Die allgemeinen Nichtdiskriminierungsrichtlinien von ADA stellen sicher, dass nahezu jedes Unternehmen, das der Öffentlichkeit dient, die Anforderungen für Rollstuhlfahrer erfüllen muss. Allgemeine Nichtdiskriminierungsrichtlinien gelten für jedes Unternehmen, das in eine von 11 spezifischen Kategorien für "öffentliche Einrichtungen" passt. Darüber hinaus gibt es eine Kategorie „Andere Unternehmen“ für Unternehmen, die nicht in die anderen Kategorien passen. Zu den öffentlichen Unterkunftskategorien zählen Geschäfte, Restaurants, Bars, Dienstleistungsbetriebe, Theater, Hotels, Freizeiteinrichtungen, private Museen und Schulen, Arzt- und Zahnarztpraxen sowie Einkaufszentren.

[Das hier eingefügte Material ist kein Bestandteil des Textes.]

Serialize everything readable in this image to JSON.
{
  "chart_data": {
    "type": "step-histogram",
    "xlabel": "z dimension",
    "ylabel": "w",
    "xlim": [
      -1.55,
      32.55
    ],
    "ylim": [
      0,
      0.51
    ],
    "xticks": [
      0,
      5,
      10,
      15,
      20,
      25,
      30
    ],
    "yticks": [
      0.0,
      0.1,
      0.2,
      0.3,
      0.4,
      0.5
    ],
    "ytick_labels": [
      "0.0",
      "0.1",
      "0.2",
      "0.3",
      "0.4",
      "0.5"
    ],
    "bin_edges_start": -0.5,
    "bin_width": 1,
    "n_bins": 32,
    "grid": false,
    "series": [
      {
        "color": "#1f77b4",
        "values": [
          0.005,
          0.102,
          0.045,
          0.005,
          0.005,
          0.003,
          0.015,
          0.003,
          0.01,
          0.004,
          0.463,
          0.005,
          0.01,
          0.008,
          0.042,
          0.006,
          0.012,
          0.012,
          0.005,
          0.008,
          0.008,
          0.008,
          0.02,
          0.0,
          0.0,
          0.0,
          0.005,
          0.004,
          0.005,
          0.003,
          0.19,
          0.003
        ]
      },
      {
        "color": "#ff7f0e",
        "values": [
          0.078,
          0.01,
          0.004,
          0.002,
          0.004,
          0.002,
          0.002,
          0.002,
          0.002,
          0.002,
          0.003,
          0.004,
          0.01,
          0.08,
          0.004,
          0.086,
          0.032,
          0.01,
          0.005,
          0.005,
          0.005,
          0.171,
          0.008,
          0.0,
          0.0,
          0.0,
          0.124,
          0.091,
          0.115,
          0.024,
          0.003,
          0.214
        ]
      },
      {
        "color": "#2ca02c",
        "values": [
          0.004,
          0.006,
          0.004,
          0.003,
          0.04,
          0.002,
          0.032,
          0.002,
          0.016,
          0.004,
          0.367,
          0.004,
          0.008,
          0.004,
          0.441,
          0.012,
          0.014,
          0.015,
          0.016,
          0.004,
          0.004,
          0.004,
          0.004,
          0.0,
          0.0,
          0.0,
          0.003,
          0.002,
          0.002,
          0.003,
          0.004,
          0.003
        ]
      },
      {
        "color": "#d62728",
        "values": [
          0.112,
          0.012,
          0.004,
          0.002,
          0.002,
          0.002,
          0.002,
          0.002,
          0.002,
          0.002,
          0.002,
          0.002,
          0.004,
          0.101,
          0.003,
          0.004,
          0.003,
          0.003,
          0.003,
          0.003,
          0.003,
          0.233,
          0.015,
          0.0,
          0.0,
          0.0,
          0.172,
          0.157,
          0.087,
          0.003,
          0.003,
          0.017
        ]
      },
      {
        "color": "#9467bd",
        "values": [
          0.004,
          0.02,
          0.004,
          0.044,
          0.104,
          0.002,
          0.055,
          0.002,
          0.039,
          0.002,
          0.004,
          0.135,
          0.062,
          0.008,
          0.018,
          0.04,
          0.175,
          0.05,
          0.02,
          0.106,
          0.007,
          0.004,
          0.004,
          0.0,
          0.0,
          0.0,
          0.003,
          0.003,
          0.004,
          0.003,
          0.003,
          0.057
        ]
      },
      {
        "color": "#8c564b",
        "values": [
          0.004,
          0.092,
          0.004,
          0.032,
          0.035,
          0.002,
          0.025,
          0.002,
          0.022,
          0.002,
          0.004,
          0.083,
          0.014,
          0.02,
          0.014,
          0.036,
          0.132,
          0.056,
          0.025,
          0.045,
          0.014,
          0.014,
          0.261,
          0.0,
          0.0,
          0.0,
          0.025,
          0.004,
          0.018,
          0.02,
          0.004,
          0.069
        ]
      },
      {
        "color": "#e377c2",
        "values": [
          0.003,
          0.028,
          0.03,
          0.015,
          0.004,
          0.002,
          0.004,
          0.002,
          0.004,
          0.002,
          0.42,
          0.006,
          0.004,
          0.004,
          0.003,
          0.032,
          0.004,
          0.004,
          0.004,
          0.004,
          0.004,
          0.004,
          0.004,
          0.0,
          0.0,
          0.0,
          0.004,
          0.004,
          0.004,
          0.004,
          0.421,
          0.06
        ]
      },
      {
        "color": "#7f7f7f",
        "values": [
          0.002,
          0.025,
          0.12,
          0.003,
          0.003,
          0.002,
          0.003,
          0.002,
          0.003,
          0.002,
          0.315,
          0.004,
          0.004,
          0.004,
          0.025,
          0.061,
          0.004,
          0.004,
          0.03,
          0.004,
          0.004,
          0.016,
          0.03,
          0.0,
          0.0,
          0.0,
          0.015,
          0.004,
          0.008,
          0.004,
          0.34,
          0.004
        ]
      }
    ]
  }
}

Rollstühle und andere Geräte

Die Anforderungen an die Rollstuhlkonformität gehen über ein herkömmliches Rollstuhlmobilitätsgerät hinaus. Wenn ein Unternehmen keinen legitimen sicherheitsbezogenen Grund hat, um den Zugriff auf nicht-traditionelle Geräte zu verweigern, müssen sie auch behinderten Personen, die Geräte wie einen elektrischen Roller oder einen Golfwagen verwenden, uneingeschränkten Zugang zu öffentlichen Bereichen innerhalb des Geschäfts ermöglichen. Zu den sicherheitsbezogenen Gründen können beispielsweise Einschränkungen bei der Gebäudeauslegung, das Verkehrsaufkommen und die Art, Größe, Gewicht, Abmessungen und Geschwindigkeit des Geräts gehören. Obwohl ein Unternehmen eine behinderte Person nicht nach ihrer spezifischen Behinderung befragen kann, kann sie nach Beweisen fragen, beispielsweise nach einem gültigen Parkaufkleber für die Behinderung, der belegt, dass ein nicht-traditionelles Mobilitätsgerät verwendet wird, da die Person tatsächlich behindert ist.

Compliance-Anforderungen für die Geschäftspolitik

Die ADA erwartet, dass Unternehmen bei Bedarf angemessene Schritte unternehmen, um die internen Kontrollrichtlinien und -verfahren so zu ändern, dass behinderte Kunden besser bedient werden. Angemessene Schritte bedeuten zum Beispiel, dass ein Bekleidungsgeschäft es einem Rollstuhlfahrer ermöglichen muss, einen Assistenten in eine Umkleidekabine zu bringen, auch wenn die Ladenrichtlinie jeweils nur eine Person in der Umkleidekabine zulässt. Vernünftige Schritte umfassen jedoch nicht die Entsendung eines Mitarbeiters in die Umkleidekabine, um den Kunden zu unterstützen.

Anforderungen an die Gebäudekonformität

Die Anforderungen an die Einhaltung von Gebäuden hängen zumindest teilweise von der Größe und den finanziellen Ressourcen eines Unternehmens ab. Die ADA-Richtlinien besagen, dass, während kleine Unternehmen die Zugangsstandards so gut wie möglich einhalten müssen, nur diejenigen Gebäudemodifikationen, die "ohne großen Aufwand und ohne großen Aufwand zu realisieren sind", eine absolute Anforderung sind. Bewegen Sie Präsentationsständer oder löschen Sie die Ladengänge auf andere Weise, und installieren Sie barrierefreie Türgriffe und Lichtschalter. Die Struktur und die finanziellen Ressourcen des Unternehmens bestimmen, ob zum Beispiel eine Einfahrtsrampe oder automatische Türöffner installiert werden müssen Das kann und kann nicht, empfiehlt die ADA, Compliance-Aufgaben zu priorisieren, wobei der Zugang vom Parkplatz und die Bürgersteige in das Gebäude vorrangig sind als öffentliche Trinkbrunnen.